This repo contains the source code of the Python package loralib and several examples of how to integrate it with PyTorch models, such as those in Hugging Face. We only support PyTorch for now. See our paper for a detailed description of LoRA.

LoRA: Low-Rank Adaptation of Large Language Models
Edward J. Hu*, Yelong Shen*, Phillip Wallis, Zeyuan Allen-Zhu, Yuanzhi Li, Shean Wang, Lu Wang, Weizhu Chen
Paper: https://arxiv.org/abs/2106.09685

Update 2/2023: LoRA is now supported by the State-of-the-art Parameter-Efficient Fine-Tuning (PEFT) library by Hugging Face.

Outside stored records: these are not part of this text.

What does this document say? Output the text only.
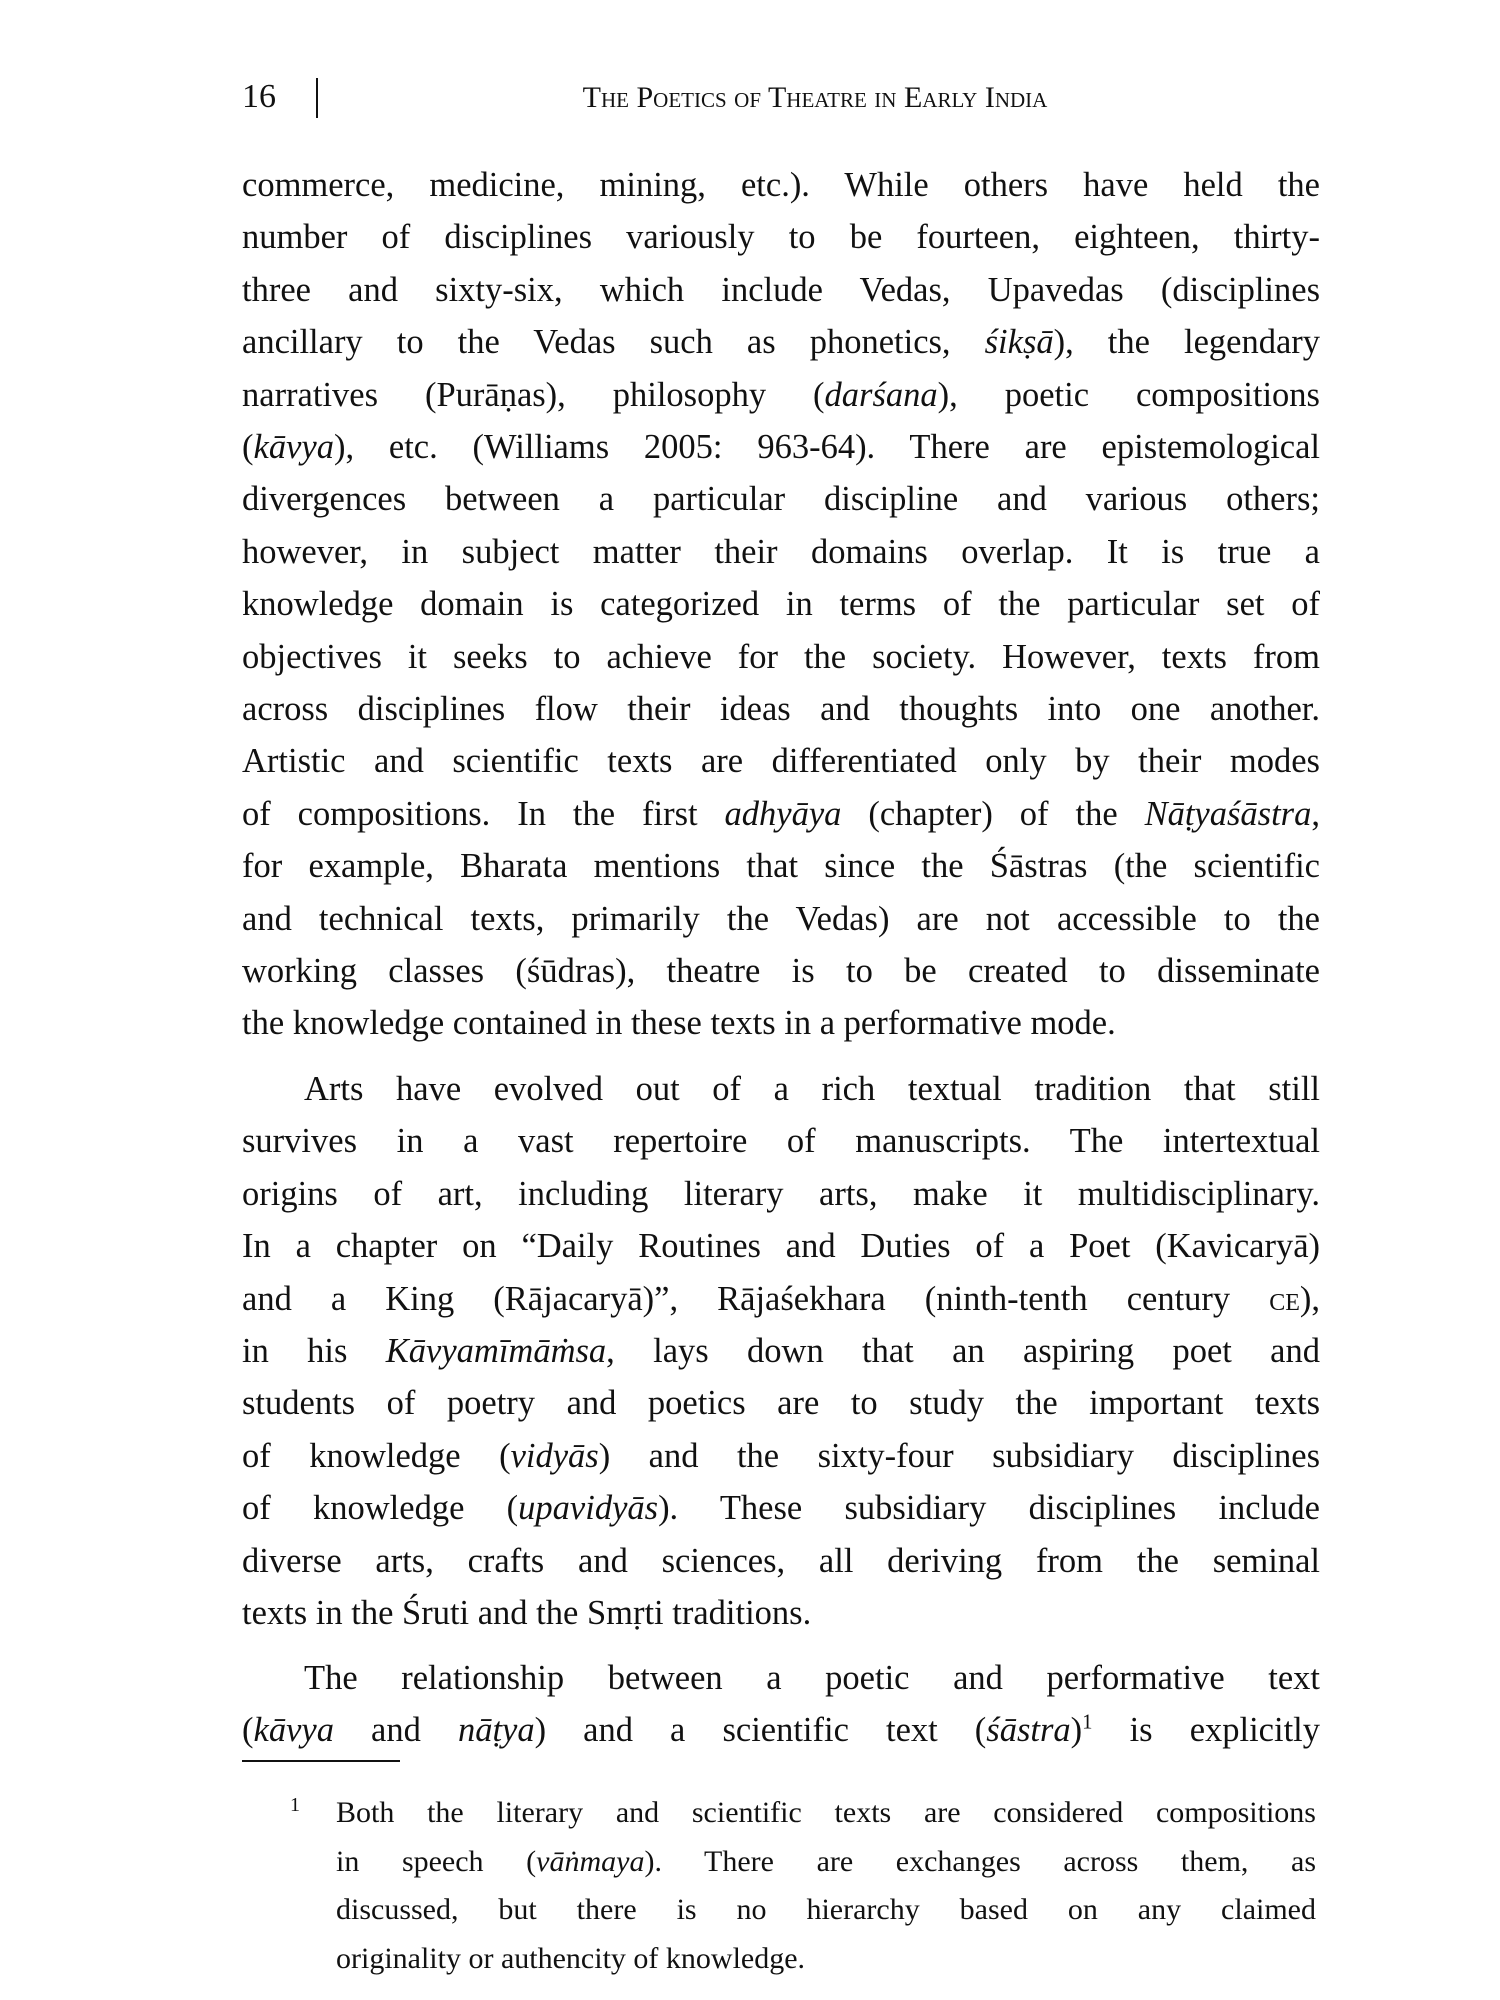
16	The Poetics of Theatre in Early India
commerce, medicine, mining, etc.). While others have held the
number of disciplines variously to be fourteen, eighteen, thirty-
three and sixty-six, which include Vedas, Upavedas (disciplines
ancillary to the Vedas such as phonetics, śikṣā), the legendary
narratives (Purāṇas), philosophy (darśana), poetic compositions
(kāvya), etc. (Williams 2005: 963-64). There are epistemological
divergences between a particular discipline and various others;
however, in subject matter their domains overlap. It is true a
knowledge domain is categorized in terms of the particular set of
objectives it seeks to achieve for the society. However, texts from
across disciplines flow their ideas and thoughts into one another.
Artistic and scientific texts are differentiated only by their modes
of compositions. In the first adhyāya (chapter) of the Nāṭyaśāstra,
for example, Bharata mentions that since the Śāstras (the scientific
and technical texts, primarily the Vedas) are not accessible to the
working classes (śūdras), theatre is to be created to disseminate
the knowledge contained in these texts in a performative mode.
Arts have evolved out of a rich textual tradition that still
survives in a vast repertoire of manuscripts. The intertextual
origins of art, including literary arts, make it multidisciplinary.
In a chapter on “Daily Routines and Duties of a Poet (Kavicaryā)
and a King (Rājacaryā)”, Rājaśekhara (ninth-tenth century ce),
in his Kāvyamīmāṁsa, lays down that an aspiring poet and
students of poetry and poetics are to study the important texts
of knowledge (vidyās) and the sixty-four subsidiary disciplines
of knowledge (upavidyās). These subsidiary disciplines include
diverse arts, crafts and sciences, all deriving from the seminal
texts in the Śruti and the Smṛti traditions.
The relationship between a poetic and performative text
(kāvya and nāṭya) and a scientific text (śāstra)$^1$ is explicitly
1 Both the literary and scientific texts are considered compositions
in speech (vāṅmaya). There are exchanges across them, as
discussed, but there is no hierarchy based on any claimed
originality or authencity of knowledge.
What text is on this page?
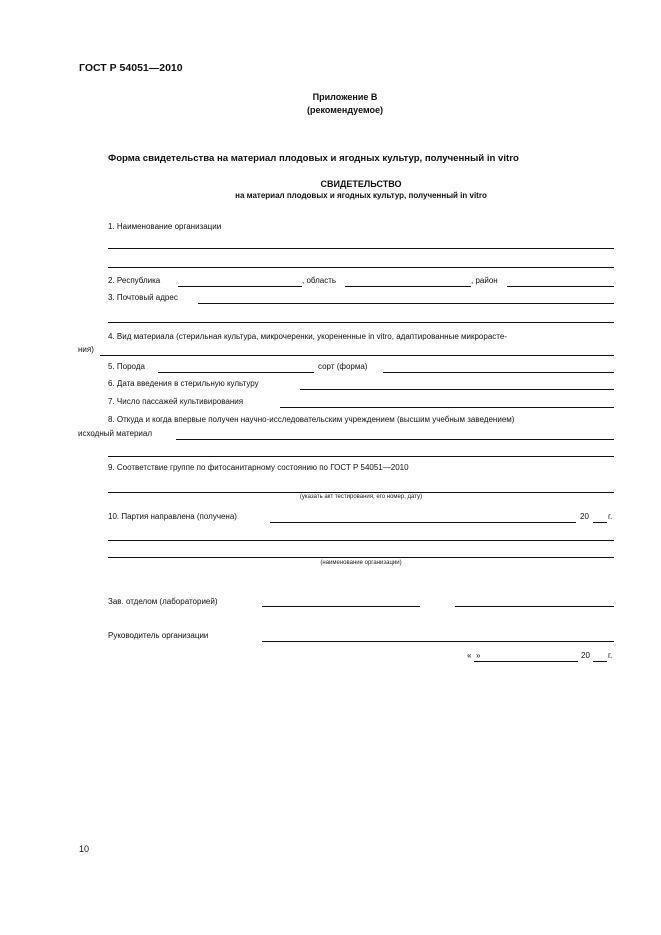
ГОСТ Р 54051—2010
Приложение В
(рекомендуемое)
Форма свидетельства на материал плодовых и ягодных культур, полученный in vitro
СВИДЕТЕЛЬСТВО
на материал плодовых и ягодных культур, полученный in vitro
1. Наименование организации
2. Республика	, область	, район
3. Почтовый адрес
4. Вид материала (стерильная культура, микрочеренки, укорененные in vitro, адаптированные микрорасте-
ния)
5. Порода	сорт (форма)
6. Дата введения в стерильную культуру
7. Число пассажей культивирования
8. Откуда и когда впервые получен научно-исследовательским учреждением (высшим учебным заведением)
исходный материал
9. Соответствие группе по фитосанитарному состоянию по ГОСТ Р 54051—2010
(указать акт тестирования, его номер, дату)
10. Партия направлена (получена)	20 г.
(наименование организации)
Зав. отделом (лабораторией)
Руководитель организации
« »	20 г.
10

LoRA reduces the number of trainable parameters by learning pairs of rank-decompostion matrices while freezing the original weights. This vastly reduces the storage requirement for large language models adapted to specific tasks and enables efficient task-switching during deployment all without introducing inference latency. LoRA also outperforms several other adaptation methods including adapter, prefix-tuning, and fine-tuning.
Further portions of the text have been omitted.